El país de los negocios

Es importante que el nuevo gobierno del Zulia atienda el tema del contrabando de alimentos, gasolina y materiales de construcción hacia Colombia. Es evidente que hay que tocar los tentáculos internos que se mueven en este juego de intereses tanto en la comercialización de artículos subsidiados y regulados como en la salida de gasolina de PDVSA. Hay que ubicar a los cómplices en las cadenas de comercialización que permiten que individuos se lucren con las penurias del pueblo, pero también los cómplices en PDVSA, MERCAL, PDVAL y las empresas privadas que negocian con agentes externos los rubros para luego trasladarlos a Colombia.

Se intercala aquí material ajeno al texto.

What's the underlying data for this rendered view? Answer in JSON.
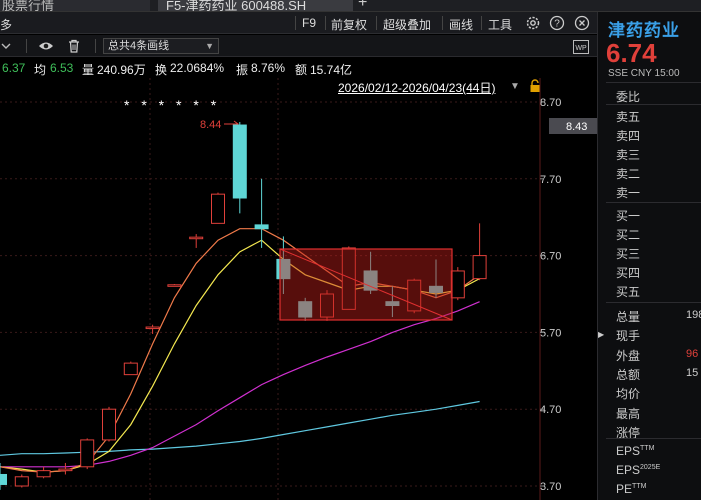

Pero eso no es todo, hay que acabar con la cadena de especulación en la región no es posible que debamos pagar en los mercados de minoristas de la región harina a 20 bs, azúcar a 15, arroz a 20 bs, aceite a 25 bs, pollo a 35 bs, carne 55 bs por que es imposible ubicarlos a precios regulados. De dónde sale toda esa mercancía que se expende en estos lugares sin ningún control por parte de los organismos encargados del gobierno. Parece que el desabastecimiento es un espejismo producido desde los medios de comunicación que propician el acaparamiento y la especulación. Solo basta ir al Mercado Las Pulgas de Maracaibo y maravillarse con todos los productos de la dieta diaria presentes por cantidades ingentes, pero eso si, a precios exorbitantes. ¿Y entonces a qué se debe la escasez? 1) A una campaña desde las empresas comercializadoras promocionada desde los medios de comunicación 2) al contrabando inescrupuloso hacia el vecino país, y 3) a las mafias de especuladores.

Lo de la gasolina es peor en todos los pueblos de la frontera Colombiana se observa la venta de gasolina venezolana como algo normal, se expende sin ningún control y con la anuencia de las autoridades colombianas. ¿La pregunta es cómo llega tanta gasolina de contrabando a Colombia? ¿Cómo pasa por los puestos de control policial? ¿Cómo la obtienen los contrabandistas? Esta situación amerita una investigación exhaustiva por parte del gobierno nacional y regional que ha sido postergada en los últimos años y que le ha hecho un daño enorme a la economía del país. Ahora no hay escusa, tenemos un gobierno revolucionario en el Zulia que debe trabajar mancomunadamente con los organismos nacionales para erradicar estas practicas lascivas para el buen vivir de los zulianos. No podemos seguir esperando unas políticas acertadas para minimizar estas acciones desestabilizadoras en la región. Urge voluntad política para avanzar en el proceso de transformaciones que necesita el país y anular esa perspectiva que todo es un negocio del cual hay que obtener el máximo de ganancias sin importar el costo social.

*Docente e investigador/Universidad del Zulia. Coordinador de la Licenciatura en Antropología.